Monitor raspberry pi's temperature and cool when needed. The project uses a small fan for the raspberry pi mounted on an acrylic case.
The raspberry pi's output pins can't be used to drive a small fan directly. We can use an NPN mosfet to create a simple switch or driver for the fan. I got some inspiration from this page. The gate of the mosfet is connected through a 2.2k resistor to pin 1 (or GPIO18) of the RPi.
The pin numbering can be a bit confusing on the RPi, but this page can provide some clarity: WiringPi pin numbering.
We're going to need the gpio
command line tool, so we'll need to install
WiringPI
With this in place you can now:
# set pin 1 mode to output
gpio mode 1 out
# turn pin 1 ON
gpio write 1 1
This should effectively turn on your fan.

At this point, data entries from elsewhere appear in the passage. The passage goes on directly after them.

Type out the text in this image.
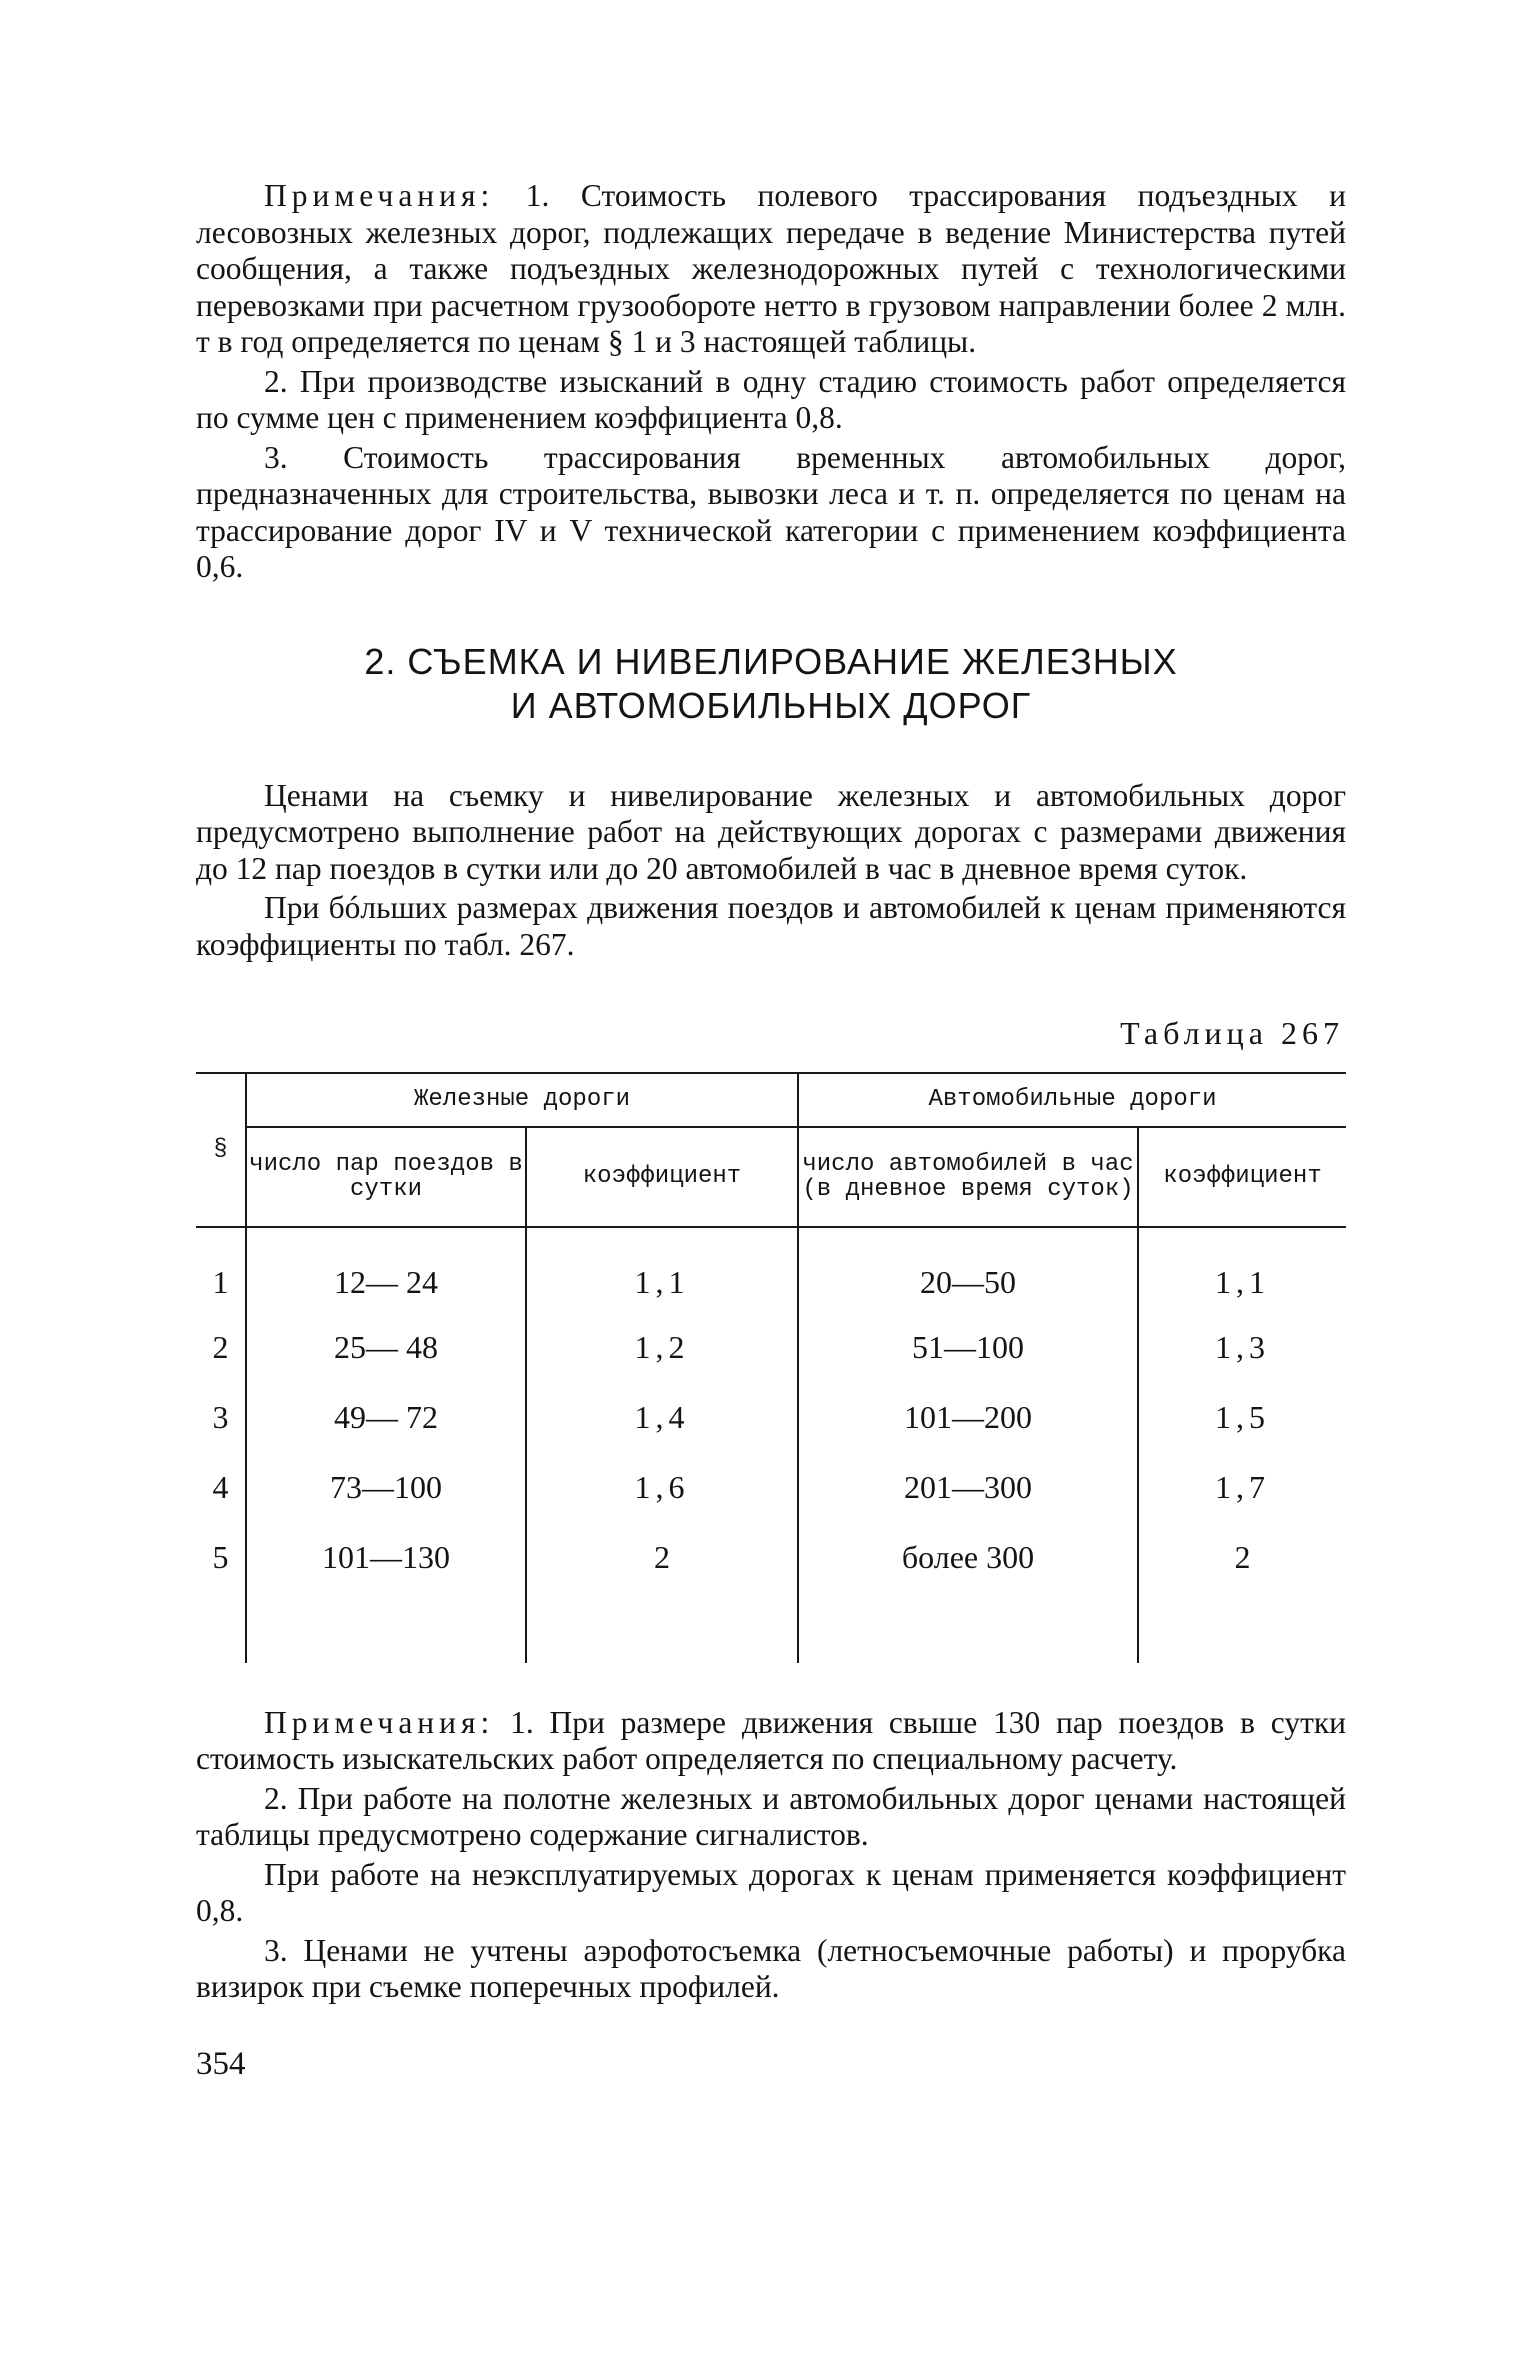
Примечания: 1. Стоимость полевого трассирования подъездных и лесовозных железных дорог, подлежащих передаче в ведение Министерства путей сообщения, а также подъездных железнодорожных путей с технологическими перевозками при расчетном грузообороте нетто в грузовом направлении более 2 млн. т в год определяется по ценам § 1 и 3 настоящей таблицы.

2. При производстве изысканий в одну стадию стоимость работ определяется по сумме цен с применением коэффициента 0,8.

3. Стоимость трассирования временных автомобильных дорог, предназначенных для строительства, вывозки леса и т. п. определяется по ценам на трассирование дорог IV и V технической категории с применением коэффициента 0,6.

2. СЪЕМКА И НИВЕЛИРОВАНИЕ ЖЕЛЕЗНЫХ

И АВТОМОБИЛЬНЫХ ДОРОГ

Ценами на съемку и нивелирование железных и автомобильных дорог предусмотрено выполнение работ на действующих дорогах с размерами движения до 12 пар поездов в сутки или до 20 автомобилей в час в дневное время суток.

При бóльших размерах движения поездов и автомобилей к ценам применяются коэффициенты по табл. 267.

Таблица 267

§	Железные дороги		Автомобильные дороги	
	число пар поездов в сутки	коэффициент	число автомобилей в час (в дневное время суток)	коэффициент
1	12— 24	1,1	20—50	1,1
2	25— 48	1,2	51—100	1,3
3	49— 72	1,4	101—200	1,5
4	73—100	1,6	201—300	1,7
5	101—130	2	более 300	2

Примечания: 1. При размере движения свыше 130 пар поездов в сутки стоимость изыскательских работ определяется по специальному расчету.

2. При работе на полотне железных и автомобильных дорог ценами настоящей таблицы предусмотрено содержание сигналистов.

При работе на неэксплуатируемых дорогах к ценам применяется коэффициент 0,8.

3. Ценами не учтены аэрофотосъемка (летносъемочные работы) и прорубка визирок при съемке поперечных профилей.

354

We can read the RPi's CPU temperature using:
/opt/vc/bin/vcgencmd measure_temp
The script at tempmon.sh ties things together. It reads the
temperature and when it's above $max
it starts cooling, when it's below
$min
it stops.
You can schedule the whole thing through cron to have it automated. Add a line similar to the one below to your crontab:
* * * * * /bin/bash -c "/home/pi/bin/tempmon.sh"
This monitors the temperature and manages the fan every minute.